Marasmiellus hapuuarum

Scientific classification
- Domain: Eukaryota
- Kingdom: Fungi
- Division: Basidiomycota
- Class: Agaricomycetes
- Order: Agaricales
- Family: Omphalotaceae
- Genus: Marasmiellus
- Species: M. hapuuarum
- Binomial name: Marasmiellus hapuuarum Desjardin & Hemmes (2011)

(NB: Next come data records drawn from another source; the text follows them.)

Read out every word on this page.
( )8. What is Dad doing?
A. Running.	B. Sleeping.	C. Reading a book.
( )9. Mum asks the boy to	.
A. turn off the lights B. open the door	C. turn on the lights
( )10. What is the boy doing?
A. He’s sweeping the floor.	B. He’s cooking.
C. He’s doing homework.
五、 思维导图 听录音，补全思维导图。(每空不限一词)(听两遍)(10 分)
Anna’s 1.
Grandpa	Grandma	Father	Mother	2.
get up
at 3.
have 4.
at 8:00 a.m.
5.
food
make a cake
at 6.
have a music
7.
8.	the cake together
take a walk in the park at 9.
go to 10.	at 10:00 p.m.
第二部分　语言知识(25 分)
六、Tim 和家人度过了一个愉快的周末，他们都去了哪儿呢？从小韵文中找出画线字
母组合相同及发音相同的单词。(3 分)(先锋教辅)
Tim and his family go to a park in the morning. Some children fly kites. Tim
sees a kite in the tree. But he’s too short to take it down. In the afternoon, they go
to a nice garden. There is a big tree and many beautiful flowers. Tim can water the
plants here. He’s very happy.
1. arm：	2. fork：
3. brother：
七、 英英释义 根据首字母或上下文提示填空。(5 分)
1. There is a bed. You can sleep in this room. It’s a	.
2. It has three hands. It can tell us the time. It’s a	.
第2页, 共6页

= Marasmiellus hapuuarum =

- Genus: Marasmiellus
- Species: hapuuarum
- Authority: Desjardin & Hemmes (2011)

Species of fungus

Marasmiellus hapuuarum is a species of agaric fungus in the family Marasmiaceae. Formally described in 2011, it is known only from Hawaiian montane wet forests where it grows on aging hāpuʻu plants. The fungus produces small pinkish-buff fruit bodies up to 0.6 cm in diameter, with distantly spaced narrow gills.

==Taxonomy==
The species was first formally described by mycologists Dennis Desjardin and Don Hemmes in 2011 in Mycologia. It had previously appeared in the literature under the provisional name Marasmiellus hapuuae in their 2002 book Mushrooms of Hawaii. The holotype material was collected by Desjardin in January, 1996 in the Kamakou Forest Preserve on Molokaʻi island. The specific epithet hapuuarum refers to the name of the hāpuʻu tree fern upon which the fungus grows.

==Description==
The cap is initially convex before flattening in age, reaching diameters of 0.2–0.6 cm. The cap surface is dry, dull, grooved to wrinkled/grooved, and has a felt- to suede-like texture. The color ranges from buff to pale orange white or pinkish buff, although the color can fade to nearly white in maturity. The flesh in thin—less than 1 mm—and buff-colored. The gills are distantly spaced, with 1 or 2 series of lamellulae interspersed between 4 and 8 gills. The stem is initially centrally placed, but as it ages becomes eccentric to almost laterally attached. It is cylindrical, more or less equal in width through its length, and pruinose (with a fine whitish powder on its surface), measuring 1–2 mm long by 0.1–0.2 mm thick. The base of the stem has a small disk of cream-colored mycelium. Fruit bodies have no distinctive taste or odor.

The spore print is white. The thin-walled spores are ellipsoid with a prominent hilum, smooth, hyaline (translucent), and measure 8–10 by 4.2–4.8 μm. The basidia (spore-bearing cells) are club-shaped, hyaline, clamped, and are attached to anywhere from one to four spores; they measure 20–24 by 7–8 μm.

==Habitat and distribution==
Marasmiellus hapuuarum is endemic to Hawaii, on the islands of Hawaiʻi, Maui, and Molokaʻi. It grows scattered or in groups on aging rachises (the main shaft of a fern frond) and pinnae (leaflets) of the tropical tree fern species Cibotium, which are endemic to montane wet forests.